L'Office fédéral de l'agriculture OFAG, chargé de l'application des mesures, admet un point de vente de viande casher ou halal

a. s'il vend, à titre professionnel, exclusivement de la viande casher ou halal et des produits à base de viande de ces animaux et s'il dispose d'un magasin ou d'un étal accessible au public ;

b. s'il veille à ce que l'indication "casher" ou "viande casher" ou "halal" ou "viande halal" figure à un endroit bien visible, dans une écriture facilement lisible et indélébile ; l'indication doit être rédigée au moins dans une langue officielle, comprise par la majorité de la population du lieu.

L'OFAG procède à des contrôles par sondage à domicile afin de vérifier que les prescriptions sont respectées.

La procédure adoptée a fait ses preuves et garantit que la viande casher et la viande halal importées via les contingents tarifaires partiels susmentionnés soit exclusivement écoulée par les points de vente reconnus par l'OFAG, qui sont désignés comme tels. Le besoin des consommateurs en matière d'information et le libre choix de ces derniers sont ainsi garantis.

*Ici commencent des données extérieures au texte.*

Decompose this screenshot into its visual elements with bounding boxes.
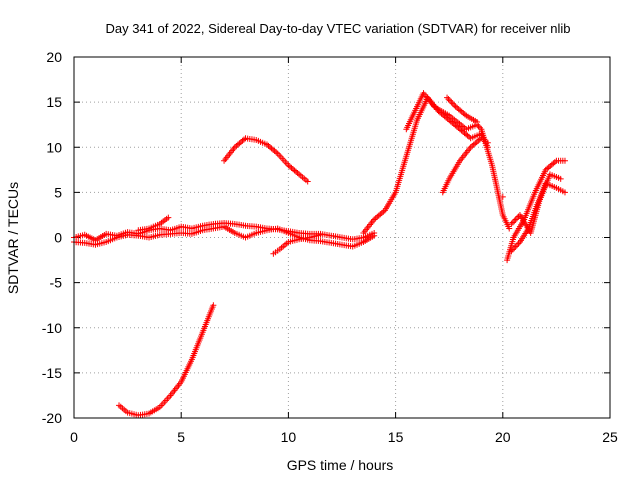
series-early-rise <box>135 214 172 234</box>
x-axis-label: GPS time / hours <box>287 457 394 473</box>
data-point <box>475 123 482 130</box>
data-point <box>444 94 451 101</box>
y-tick-label: -15 <box>42 365 62 381</box>
data-point <box>484 139 491 146</box>
x-tick-label: 25 <box>602 429 618 445</box>
data-point <box>512 243 519 250</box>
data-point <box>210 302 217 309</box>
y-tick-label: 10 <box>46 139 62 155</box>
data-point <box>304 178 311 185</box>
data-point <box>512 216 519 223</box>
y-tick-label: -20 <box>42 410 62 426</box>
data-point <box>451 102 458 109</box>
data-point <box>474 118 481 125</box>
series-evening-mid <box>508 171 564 236</box>
x-tick-labels: 0 5 10 15 20 25 <box>70 429 618 445</box>
data-point <box>449 100 456 107</box>
data-point <box>448 99 455 106</box>
series-evening-isolated <box>499 193 506 200</box>
y-tick-label: -5 <box>50 275 63 291</box>
y-tick-label: 5 <box>54 184 62 200</box>
y-tick-label: 20 <box>46 49 62 65</box>
data-point <box>557 175 564 182</box>
data-point <box>317 231 324 238</box>
x-tick-label: 15 <box>388 429 404 445</box>
data-point <box>511 217 518 224</box>
series-baseline-lower <box>71 223 378 250</box>
x-tick-label: 0 <box>70 429 78 445</box>
data-point <box>446 97 453 104</box>
x-tick-label: 5 <box>177 429 185 445</box>
series-mid-dip <box>270 231 324 257</box>
y-axis-label: SDTVAR / TECUs <box>5 182 21 294</box>
data-point <box>561 157 568 164</box>
series-late-arc <box>439 135 491 196</box>
data-point <box>509 219 516 226</box>
series-evening <box>504 157 568 264</box>
chart-title: Day 341 of 2022, Sidereal Day-to-day VTE… <box>105 21 570 36</box>
data-point <box>445 96 452 103</box>
data-points <box>71 90 568 419</box>
data-point <box>561 189 568 196</box>
data-point <box>371 232 378 239</box>
data-point <box>514 214 521 221</box>
y-tick-label: -10 <box>42 320 62 336</box>
data-point <box>165 214 172 221</box>
x-tick-label: 20 <box>495 429 511 445</box>
y-tick-label: 15 <box>46 94 62 110</box>
data-point <box>499 193 506 200</box>
x-tick-label: 10 <box>281 429 297 445</box>
data-point <box>506 225 513 232</box>
series-upper-right-arc <box>444 94 481 125</box>
series-mid-arc <box>221 135 311 185</box>
y-tick-label: 0 <box>54 230 62 246</box>
y-tick-labels: -20 -15 -10 -5 0 5 10 15 20 <box>42 49 62 426</box>
data-point <box>514 242 521 249</box>
series-low-curve <box>116 302 217 419</box>
series-afternoon-rise <box>360 94 491 236</box>
plot-frame <box>73 56 611 419</box>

On ne peut toutefois pas exclure la possibilité d'importations de viande d'animaux abattus selon le rituel, en particulier par le biais du trafic des voyageurs. Il subsiste en principe aussi la possibilité d'accéder à des parts de contingents tarifaires fixés dans le cadre de la mise en adjudication périodique de contingents de viande d'importation qui ne sont pas spécialement réservés à de la viande casher ou halal et d'importer de cette façon de la viande casher ou halal. Pour des raisons purement économiques - prix plus élevés à l'adjudication que le prix payé pour la viande d'animaux abattus selon le rituel - ces importations devraient ne représenter que des quantités négligeables.

En vertu du droit en vigueur, la majeure partie de la viande casher et halal importée est déjà soumise à déclaration. Le Conseil fédéral estime, par conséquent, qu'une obligation générale de déclarer la viande d'animaux abattus rituellement telle que le motionnaire propose de la fixer dans la loi fédérale sur les denrées alimentaires et les objets usuels (LDAI ; RS 817.0) imposerait une contrainte administrative supplémentaire disproportionnée au commerce de détail, à la restauration ainsi qu'aux autorités d'exécution cantonales et fédérales.

Le Conseil fédéral propose de rejeter la motion.